At East Aurora High School, that was 256 students not showing up to class regularly, or 7.5 percent of students. Some 7.3 percent of the East High student body officially dropped out. At Plano High, 2.2 percent were chronically truant, and 2.1 percent dropped out.
Help for families
Among younger students, Dal Santo said, frequently missing school is an indicator of a struggling family in need of help.
“In this economy, we are seeing an increase in truancy. It amazes me sometimes that kids get to school at all,” she said. “There’s a lot more homelessness, single-parent families, a lot where parents can’t find jobs or they’re working multiple jobs, and kids feel the stress of that.”
So while teenagers are still skipping classes, so too are their younger siblings, whether because of transportation issues, bullying or other social or safety issues at school, or because they’re staying home to watch younger siblings.
“If a family is in crisis, then all the kids in the family are having truancy issues,” Dal Santo said. “We’re in the schools every day, trying to be the positive person who cares that they’re there every day. All the teachers care, but some of these kids just need a little bit of extra encouragement.”
And sometimes, they need more than that. In addition to knocking on doors and talking to parents, the staff at the Kane County Regional Office of Education also sponsors backpack, school supply and Christmas toy drives, and connects families with social service agencies.
Truancy officers such as Glenn are trained to be able to recognize the signs of homelessness and other home and school problems, and address them tactfully to help whole families.
“If a dad loses his job and they have to move in with a brother, it’s not necessarily the easiest thing to be able to deal with that upheaval,” Glenn said. “A lot of transience makes it hard for kids to get to school when you have to re-register and start over so often.”
And in her district in particular, there’s one other barrier for a lot of students — the long walk to school. With no bus service at East Aurora, Glenn said, it can be very difficult to get students out the door and to school on time.
Rather than just calling to harass parents for not dropping their students off at school, truancy officers — there are five in Kane County, one each at East Aurora, West Aurora, Elgin District U46 and Carpentersville District 300, and another covering the remainder of districts in the county — work in the schools individually or in groups with students to help them establish routines for getting to school in the morning, and to address the problems that keep them out of school.
It’s part of a campaign from the Kane Regional Office of Education to be more actively involved in the school, and make truancy a matter for administrators, not just the secretaries who take attendance.
“The principal might choose some students for a group or an individual meeting, because they kind of know who’s late or what’s going on at home, especially at elementary schools, where the kids are very open.
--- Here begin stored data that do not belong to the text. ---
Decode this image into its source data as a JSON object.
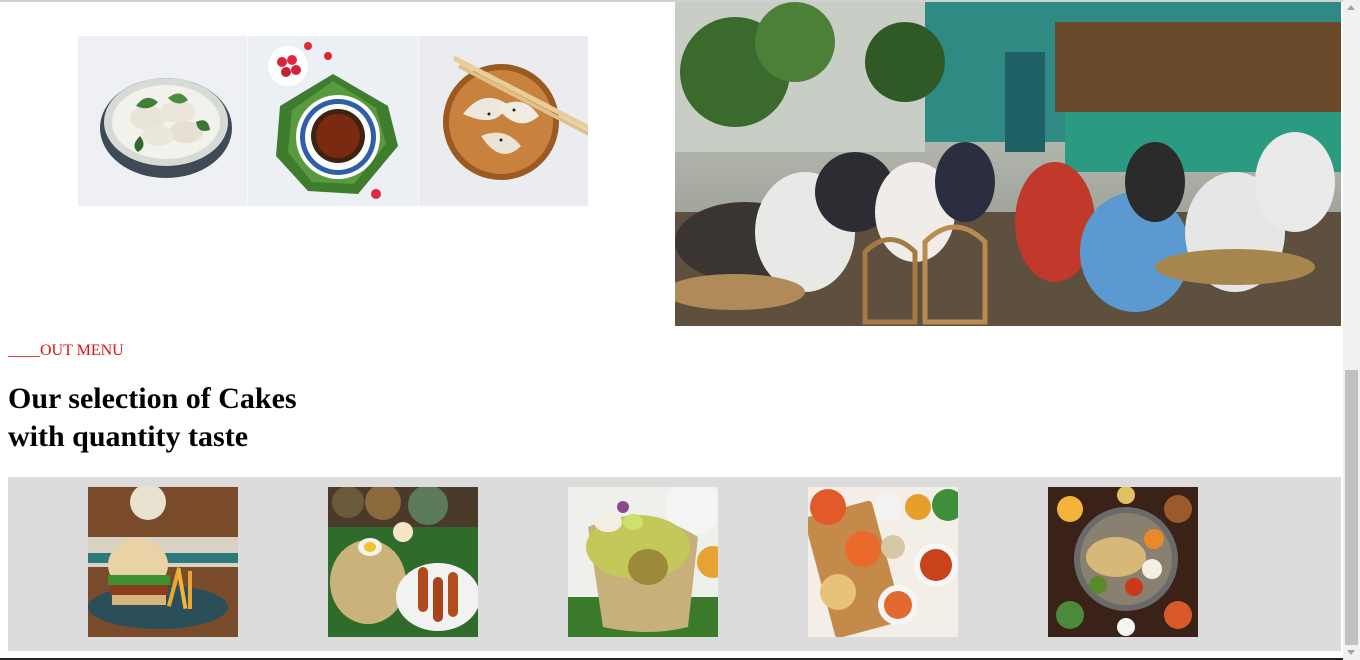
{
  "intro": {
    "images": [
      {
        "name": "dumplings-bowl-image"
      },
      {
        "name": "tea-cup-image"
      },
      {
        "name": "dumplings-plate-image"
      }
    ],
    "restaurant_image": "restaurant-interior-image"
  },
  "menu": {
    "eyebrow": "____OUT MENU",
    "heading_line1": "Our selection of Cakes",
    "heading_line2": "with quantity taste"
  },
  "gallery": {
    "items": [
      {
        "name": "burger-image"
      },
      {
        "name": "biryani-plate-image"
      },
      {
        "name": "biryani-wrap-image"
      },
      {
        "name": "dishes-spread-image"
      },
      {
        "name": "thali-platter-image"
      }
    ]
  },
  "colors": {
    "accent": "#e01010",
    "gallery_bg": "#dcdcdc"
  }
}
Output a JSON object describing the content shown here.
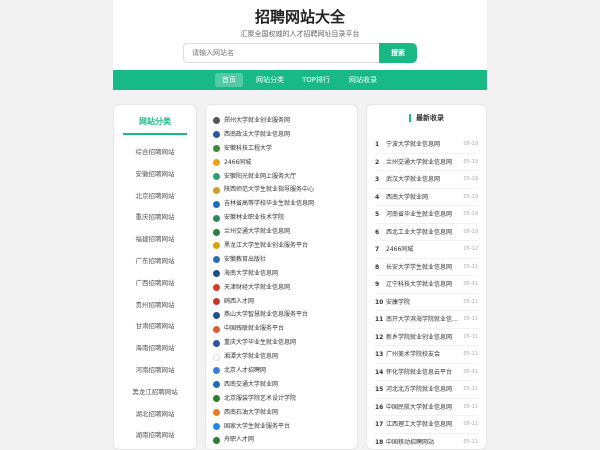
{
  "header": {
    "title": "招聘网站大全",
    "subtitle": "汇聚全国权威的人才招聘网址目录平台",
    "search_placeholder": "请输入网站名",
    "search_button": "搜索"
  },
  "nav": {
    "items": [
      "首页",
      "网站分类",
      "TOP排行",
      "网站收录"
    ],
    "active_index": 0
  },
  "left_panel": {
    "title": "网站分类",
    "items": [
      "综合招聘网站",
      "安徽招聘网站",
      "北京招聘网站",
      "重庆招聘网站",
      "福建招聘网站",
      "广东招聘网站",
      "广西招聘网站",
      "贵州招聘网站",
      "甘肃招聘网站",
      "海南招聘网站",
      "河南招聘网站",
      "黑龙江招聘网站",
      "湖北招聘网站",
      "湖南招聘网站"
    ]
  },
  "mid_panel": {
    "items": [
      {
        "name": "郑州大学就业创业服务网",
        "icon": "university-seal-icon",
        "color": "#555555"
      },
      {
        "name": "西南政法大学就业信息网",
        "icon": "university-seal-icon",
        "color": "#2a56a8"
      },
      {
        "name": "安徽科技工程大学",
        "icon": "university-seal-icon",
        "color": "#3a8a3a"
      },
      {
        "name": "2466同城",
        "icon": "site-logo-icon",
        "color": "#e8a317"
      },
      {
        "name": "安徽阳光就业网上服务大厅",
        "icon": "sun-logo-icon",
        "color": "#29a36a"
      },
      {
        "name": "陕西师范大学生就业指导服务中心",
        "icon": "university-seal-icon",
        "color": "#c9a227"
      },
      {
        "name": "吉林省高等学校毕业生就业信息网",
        "icon": "university-seal-icon",
        "color": "#1f6fb2"
      },
      {
        "name": "安徽林业职业技术学院",
        "icon": "university-seal-icon",
        "color": "#2e8b57"
      },
      {
        "name": "兰州交通大学就业信息网",
        "icon": "university-seal-icon",
        "color": "#2f7d3b"
      },
      {
        "name": "黑龙江大学生就业创业服务平台",
        "icon": "site-logo-icon",
        "color": "#d9a400"
      },
      {
        "name": "安徽教育出版社",
        "icon": "university-seal-icon",
        "color": "#2a6db5"
      },
      {
        "name": "海南大学就业信息网",
        "icon": "university-seal-icon",
        "color": "#1a4f8a"
      },
      {
        "name": "天津财经大学就业信息网",
        "icon": "site-logo-icon",
        "color": "#d83b2b"
      },
      {
        "name": "鸥西人才网",
        "icon": "site-logo-icon",
        "color": "#c0392b"
      },
      {
        "name": "燕山大学智慧就业信息服务平台",
        "icon": "university-seal-icon",
        "color": "#1f4e9a"
      },
      {
        "name": "中国残联就业服务平台",
        "icon": "site-logo-icon",
        "color": "#e25b2e"
      },
      {
        "name": "重庆大学毕业生就业信息网",
        "icon": "university-seal-icon",
        "color": "#2a56a8"
      },
      {
        "name": "湘潭大学就业信息网",
        "icon": "university-seal-icon",
        "color": "#ffffff"
      },
      {
        "name": "北京人才招聘网",
        "icon": "site-logo-icon",
        "color": "#3b7dd8"
      },
      {
        "name": "西南交通大学就业网",
        "icon": "university-seal-icon",
        "color": "#1f6fb2"
      },
      {
        "name": "北京服装学院艺术设计学院",
        "icon": "university-seal-icon",
        "color": "#2e7d32"
      },
      {
        "name": "西南石油大学就业网",
        "icon": "site-logo-icon",
        "color": "#e67e22"
      },
      {
        "name": "国家大学生就业服务平台",
        "icon": "site-logo-icon",
        "color": "#1e88e5"
      },
      {
        "name": "舟职人才网",
        "icon": "site-logo-icon",
        "color": "#2e7d32"
      }
    ]
  },
  "right_panel": {
    "title": "最新收录",
    "items": [
      {
        "rank": "1",
        "name": "宁波大学就业信息网",
        "date": "05-19"
      },
      {
        "rank": "2",
        "name": "兰州交通大学就业信息网",
        "date": "05-19"
      },
      {
        "rank": "3",
        "name": "武汉大学就业信息网",
        "date": "05-19"
      },
      {
        "rank": "4",
        "name": "西南大学就业网",
        "date": "05-19"
      },
      {
        "rank": "5",
        "name": "河南省毕业生就业信息网",
        "date": "05-19"
      },
      {
        "rank": "6",
        "name": "西北工业大学就业信息网",
        "date": "05-19"
      },
      {
        "rank": "7",
        "name": "2466同城",
        "date": "05-12"
      },
      {
        "rank": "8",
        "name": "长安大学学生就业信息网",
        "date": "05-11"
      },
      {
        "rank": "9",
        "name": "辽宁科技大学就业信息网",
        "date": "05-11"
      },
      {
        "rank": "10",
        "name": "安康学院",
        "date": "05-11"
      },
      {
        "rank": "11",
        "name": "南开大学滨海学院就业信息网",
        "date": "05-11"
      },
      {
        "rank": "12",
        "name": "新乡学院就业创业信息网",
        "date": "05-11"
      },
      {
        "rank": "13",
        "name": "广州美术学院校友会",
        "date": "05-11"
      },
      {
        "rank": "14",
        "name": "怀化学院就业信息云平台",
        "date": "05-11"
      },
      {
        "rank": "15",
        "name": "河北北方学院就业信息网",
        "date": "05-11"
      },
      {
        "rank": "16",
        "name": "中国民航大学就业信息网",
        "date": "05-11"
      },
      {
        "rank": "17",
        "name": "江西理工大学就业信息网",
        "date": "05-11"
      },
      {
        "rank": "18",
        "name": "中国移动招聘网站",
        "date": "05-11"
      }
    ]
  }
}
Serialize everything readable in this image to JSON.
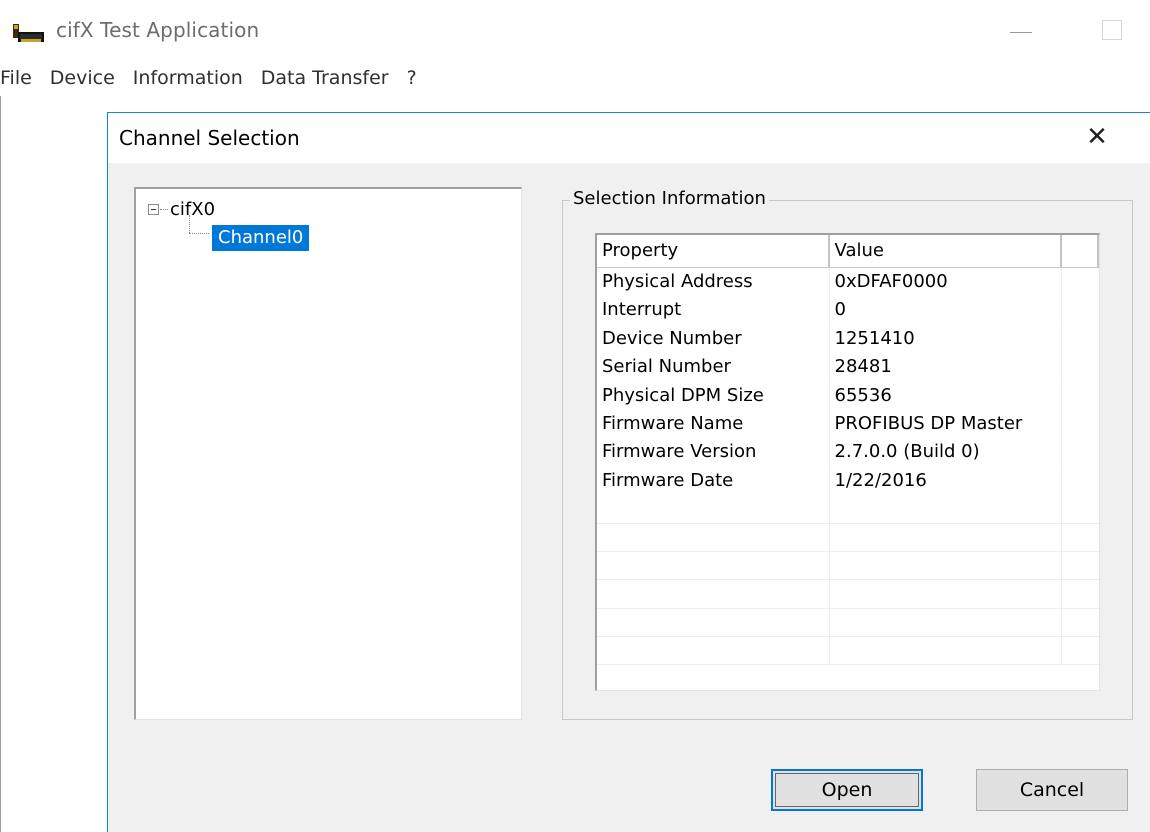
{
  "app": {
    "title": "cifX Test Application",
    "icon": "cifx-app-icon"
  },
  "menubar": {
    "items": [
      "File",
      "Device",
      "Information",
      "Data Transfer",
      "?"
    ]
  },
  "dialog": {
    "title": "Channel Selection",
    "close_glyph": "✕",
    "tree": {
      "root": "cifX0",
      "child": "Channel0",
      "expander": "collapse-icon"
    },
    "group_label": "Selection Information",
    "table": {
      "headers": [
        "Property",
        "Value",
        ""
      ],
      "rows": [
        [
          "Physical Address",
          "0xDFAF0000"
        ],
        [
          "Interrupt",
          "0"
        ],
        [
          "Device Number",
          "1251410"
        ],
        [
          "Serial Number",
          "28481"
        ],
        [
          "Physical DPM Size",
          "65536"
        ],
        [
          "Firmware Name",
          "PROFIBUS DP Master"
        ],
        [
          "Firmware Version",
          "2.7.0.0 (Build 0)"
        ],
        [
          "Firmware Date",
          "1/22/2016"
        ]
      ],
      "empty_rows": 6
    },
    "buttons": {
      "open": "Open",
      "cancel": "Cancel"
    }
  },
  "colors": {
    "accent": "#0078d7",
    "dialog_border": "#1883d7",
    "dialog_bg": "#f0f0f0"
  }
}
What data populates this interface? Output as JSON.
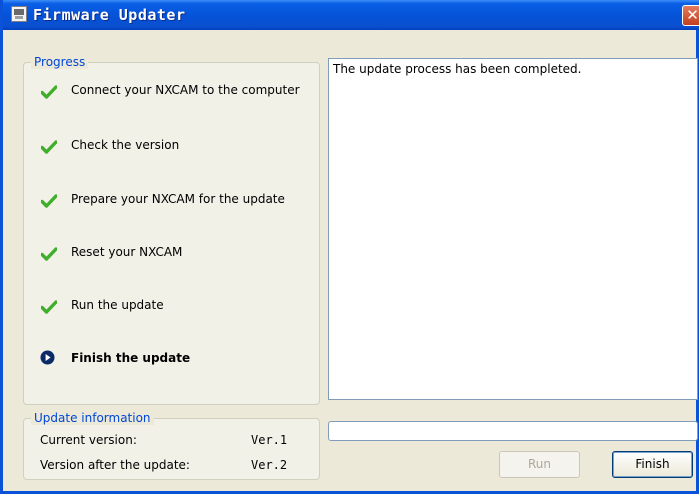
{
  "window": {
    "title": "Firmware Updater"
  },
  "progress": {
    "legend": "Progress",
    "steps": [
      {
        "label": "Connect your NXCAM to the computer",
        "status": "done"
      },
      {
        "label": "Check the version",
        "status": "done"
      },
      {
        "label": "Prepare your NXCAM for the update",
        "status": "done"
      },
      {
        "label": "Reset your NXCAM",
        "status": "done"
      },
      {
        "label": "Run the update",
        "status": "done"
      },
      {
        "label": "Finish the update",
        "status": "current"
      }
    ]
  },
  "info": {
    "legend": "Update information",
    "current_label": "Current version:",
    "current_value": "Ver.1",
    "after_label": "Version after the update:",
    "after_value": "Ver.2"
  },
  "log": {
    "text": "The update process has been completed."
  },
  "progress_bar": {
    "value": 0
  },
  "buttons": {
    "run": "Run",
    "finish": "Finish"
  },
  "colors": {
    "check": "#3fae2a",
    "current_icon": "#0b2a66",
    "legend": "#0046d5"
  },
  "icons": {
    "done": "check-icon",
    "current": "arrow-right-circle-icon",
    "close": "close-icon",
    "app": "app-icon"
  }
}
Then I have a curriculum I use,” Glenn said.
“I see them every two weeks, and they earn stickers on a calendar. We go over their routine at night and in the morning, and see what we can do at night to make sure they get out the door in the morning on time. A lot of times, it’s a problem with parents’ routines; but if we can get the kids doing what they need to, it helps.”
Often, parents can get more than lessons and stickers — in the worst cases, parents can face legal action for not getting their children to school.
But there have been success stories, too — including one family with children in elementary, middle and high school, all chronically late or missing until Glenn stepped in last school year.
This year, when none of their names showed up on the rolls of late and truant students, she wondered what happened.
“I asked, ‘Did they move?’ Just turns out that now they’re on time,” she said. “The two elementary schoolers were on the perfect attendance list.”